Categorical Data (qualitative data)
▪️ Nominal data: Categorical values that are not amenable to being organized in a logical order.
▪️ Ordinal data: Categorical values that can be logically ordered or ranked.
Structured Data
are highly organized in a pre-defined manner, usually with repeating patterns.
For example:
▪️ Daily closing stock price
▪️ EPS, P/E, dividend yield, ROE
Unstructured Data
are data that do not follow any conventionally organized forms
For example:
▪️ Text, social media post
▪️ Corporate regulatory filings
One-dimensional array
is the simplest format for representing a collection of data of the same data type, so it is suitable for representing a single variable.

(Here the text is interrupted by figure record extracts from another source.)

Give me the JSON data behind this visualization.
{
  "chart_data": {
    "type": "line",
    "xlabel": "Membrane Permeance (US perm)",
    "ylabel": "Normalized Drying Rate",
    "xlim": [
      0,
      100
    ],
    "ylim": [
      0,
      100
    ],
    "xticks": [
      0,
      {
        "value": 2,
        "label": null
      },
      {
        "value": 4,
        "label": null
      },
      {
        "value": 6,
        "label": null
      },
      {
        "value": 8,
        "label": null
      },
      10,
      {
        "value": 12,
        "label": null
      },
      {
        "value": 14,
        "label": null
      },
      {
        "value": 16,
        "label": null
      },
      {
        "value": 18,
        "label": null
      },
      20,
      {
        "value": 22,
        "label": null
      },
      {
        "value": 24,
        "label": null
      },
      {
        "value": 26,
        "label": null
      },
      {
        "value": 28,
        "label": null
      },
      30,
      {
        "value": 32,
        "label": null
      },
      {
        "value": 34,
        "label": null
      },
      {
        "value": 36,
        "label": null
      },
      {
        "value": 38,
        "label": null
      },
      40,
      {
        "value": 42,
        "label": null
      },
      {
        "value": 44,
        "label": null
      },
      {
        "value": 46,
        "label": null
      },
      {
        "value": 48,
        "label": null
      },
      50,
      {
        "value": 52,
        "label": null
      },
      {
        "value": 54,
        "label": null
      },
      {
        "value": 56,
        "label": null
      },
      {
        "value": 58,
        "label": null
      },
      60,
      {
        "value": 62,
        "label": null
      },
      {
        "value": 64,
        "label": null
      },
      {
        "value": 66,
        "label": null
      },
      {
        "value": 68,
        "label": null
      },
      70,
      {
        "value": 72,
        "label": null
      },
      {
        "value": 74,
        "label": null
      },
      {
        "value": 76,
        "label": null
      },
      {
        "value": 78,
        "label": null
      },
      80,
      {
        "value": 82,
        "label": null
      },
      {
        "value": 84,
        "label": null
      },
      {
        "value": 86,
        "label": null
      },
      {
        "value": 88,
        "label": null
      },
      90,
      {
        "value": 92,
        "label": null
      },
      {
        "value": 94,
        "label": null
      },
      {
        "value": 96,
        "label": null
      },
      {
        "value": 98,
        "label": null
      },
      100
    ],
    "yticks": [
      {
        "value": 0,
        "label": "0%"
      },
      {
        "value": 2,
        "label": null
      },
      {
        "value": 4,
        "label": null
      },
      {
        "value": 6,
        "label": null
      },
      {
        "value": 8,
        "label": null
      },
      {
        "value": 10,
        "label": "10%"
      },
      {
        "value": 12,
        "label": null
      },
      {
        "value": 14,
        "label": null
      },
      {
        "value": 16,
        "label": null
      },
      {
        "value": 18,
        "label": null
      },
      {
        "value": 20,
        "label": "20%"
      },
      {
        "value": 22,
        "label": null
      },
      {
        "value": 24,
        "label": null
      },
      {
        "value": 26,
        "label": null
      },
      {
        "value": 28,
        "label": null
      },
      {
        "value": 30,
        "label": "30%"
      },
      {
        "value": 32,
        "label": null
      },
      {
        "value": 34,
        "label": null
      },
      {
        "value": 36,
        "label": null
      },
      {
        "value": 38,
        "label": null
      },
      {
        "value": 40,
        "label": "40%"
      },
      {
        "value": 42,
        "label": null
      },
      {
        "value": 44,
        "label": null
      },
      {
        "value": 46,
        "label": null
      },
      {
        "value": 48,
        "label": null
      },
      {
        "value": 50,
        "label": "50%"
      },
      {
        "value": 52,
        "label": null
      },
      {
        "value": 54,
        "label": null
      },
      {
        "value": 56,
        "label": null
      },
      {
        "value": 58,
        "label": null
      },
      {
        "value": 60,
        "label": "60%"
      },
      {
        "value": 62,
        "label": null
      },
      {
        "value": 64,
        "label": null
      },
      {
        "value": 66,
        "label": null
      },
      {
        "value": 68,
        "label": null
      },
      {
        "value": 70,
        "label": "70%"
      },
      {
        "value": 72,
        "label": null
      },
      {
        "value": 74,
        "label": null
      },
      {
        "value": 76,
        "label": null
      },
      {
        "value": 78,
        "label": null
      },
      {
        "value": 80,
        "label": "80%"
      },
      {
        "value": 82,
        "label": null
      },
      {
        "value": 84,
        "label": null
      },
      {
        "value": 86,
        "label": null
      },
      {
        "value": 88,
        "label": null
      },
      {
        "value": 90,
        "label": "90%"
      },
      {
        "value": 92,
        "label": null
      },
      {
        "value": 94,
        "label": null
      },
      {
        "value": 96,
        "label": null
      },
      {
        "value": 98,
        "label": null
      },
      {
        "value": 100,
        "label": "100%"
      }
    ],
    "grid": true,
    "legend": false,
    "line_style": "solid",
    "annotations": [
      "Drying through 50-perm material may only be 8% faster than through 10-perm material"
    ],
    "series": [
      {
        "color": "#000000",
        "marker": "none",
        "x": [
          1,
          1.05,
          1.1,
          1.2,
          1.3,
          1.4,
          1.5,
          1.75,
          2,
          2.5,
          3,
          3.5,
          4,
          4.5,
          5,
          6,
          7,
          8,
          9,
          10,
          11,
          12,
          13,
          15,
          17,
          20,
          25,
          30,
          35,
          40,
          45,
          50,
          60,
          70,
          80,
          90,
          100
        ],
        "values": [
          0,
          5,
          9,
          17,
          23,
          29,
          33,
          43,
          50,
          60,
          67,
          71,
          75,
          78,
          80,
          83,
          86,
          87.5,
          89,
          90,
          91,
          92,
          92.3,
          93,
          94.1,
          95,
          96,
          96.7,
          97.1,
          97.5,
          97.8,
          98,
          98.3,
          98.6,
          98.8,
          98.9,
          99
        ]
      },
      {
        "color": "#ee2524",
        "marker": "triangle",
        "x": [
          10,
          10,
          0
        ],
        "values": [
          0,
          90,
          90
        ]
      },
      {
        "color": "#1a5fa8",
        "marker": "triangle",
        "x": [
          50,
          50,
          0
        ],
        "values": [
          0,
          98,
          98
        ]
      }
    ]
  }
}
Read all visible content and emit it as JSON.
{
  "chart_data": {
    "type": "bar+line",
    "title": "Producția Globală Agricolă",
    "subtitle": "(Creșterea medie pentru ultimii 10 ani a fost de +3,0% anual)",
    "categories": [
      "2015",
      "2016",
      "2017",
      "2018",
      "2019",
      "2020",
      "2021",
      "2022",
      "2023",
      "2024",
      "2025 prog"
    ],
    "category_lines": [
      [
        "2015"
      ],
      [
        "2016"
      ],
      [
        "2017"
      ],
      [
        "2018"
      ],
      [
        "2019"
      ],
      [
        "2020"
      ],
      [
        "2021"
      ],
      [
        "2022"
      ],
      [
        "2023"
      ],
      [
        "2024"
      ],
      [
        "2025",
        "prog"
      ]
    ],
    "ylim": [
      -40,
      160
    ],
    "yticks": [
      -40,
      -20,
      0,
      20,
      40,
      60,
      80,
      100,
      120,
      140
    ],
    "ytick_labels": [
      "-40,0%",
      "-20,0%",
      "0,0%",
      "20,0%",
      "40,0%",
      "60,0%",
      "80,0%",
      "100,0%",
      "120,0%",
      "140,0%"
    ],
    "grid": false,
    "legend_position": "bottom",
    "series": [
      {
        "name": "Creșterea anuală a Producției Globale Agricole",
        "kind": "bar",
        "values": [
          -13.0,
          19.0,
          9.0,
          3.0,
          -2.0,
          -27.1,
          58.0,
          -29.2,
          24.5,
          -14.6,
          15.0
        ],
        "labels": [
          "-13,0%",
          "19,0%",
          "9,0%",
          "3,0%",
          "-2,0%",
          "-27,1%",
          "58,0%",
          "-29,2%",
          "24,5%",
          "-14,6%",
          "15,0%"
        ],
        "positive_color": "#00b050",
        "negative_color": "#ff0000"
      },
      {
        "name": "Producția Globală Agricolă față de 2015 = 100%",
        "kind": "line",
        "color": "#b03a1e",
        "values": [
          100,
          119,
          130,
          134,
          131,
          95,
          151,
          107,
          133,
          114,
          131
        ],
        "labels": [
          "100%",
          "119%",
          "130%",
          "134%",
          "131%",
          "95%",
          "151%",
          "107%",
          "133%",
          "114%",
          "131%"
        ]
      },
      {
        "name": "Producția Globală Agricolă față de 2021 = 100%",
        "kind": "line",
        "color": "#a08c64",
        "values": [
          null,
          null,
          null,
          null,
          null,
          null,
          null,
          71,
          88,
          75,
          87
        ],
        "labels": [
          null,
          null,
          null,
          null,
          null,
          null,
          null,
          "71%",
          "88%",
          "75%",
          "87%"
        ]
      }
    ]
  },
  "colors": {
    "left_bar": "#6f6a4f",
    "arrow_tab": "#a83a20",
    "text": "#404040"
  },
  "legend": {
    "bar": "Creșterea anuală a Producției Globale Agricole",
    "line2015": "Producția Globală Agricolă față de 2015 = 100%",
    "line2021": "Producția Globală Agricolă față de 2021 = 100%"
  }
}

two-dimensional rectangular array
also called a “data table”, Similar to the structure in an Excel spreadsheet
Tree-map
It consists of a set of colored rectangles to represent distinct groups, and the area of each rectangle is proportional to the value of the corresponding group.
Heat-map
A type of graphic that organizes and summarizes data in a tabular format and represents them using a color spectrum. Besides their use in displaying frequency distribution and relationship.
Trimmed mean
computed by excluding a stated small percentage of the lowest and highest values.
Winsorized mean
computed by a stated percentage of the lowest values equal to one specified low value, and a stated percentage of the highest values equal to one specified high value.
Mode
▪️ unimodal
▪️ bimodal
▪️ trimodal
when such data are grouped into bins, however, we often find an interval with the highest frequency (modal interval).
Percentile
▪️ quartiles: 4
▪️ deciles: 10
▪️ quintile: 5
▪️ percentile: 100
L = (n+1) y/100
where L: location
Interquartile Range
IQR = Q3 - Q1
Upper / Lower fence of the Box plot
▪️ Upper fence = (1.5 x IQR range) + Q3 upper bound
▪️ Lower fence = -(1.5 x IQR range) + Q2 lower bound
Coefficient of variation
CV = s / X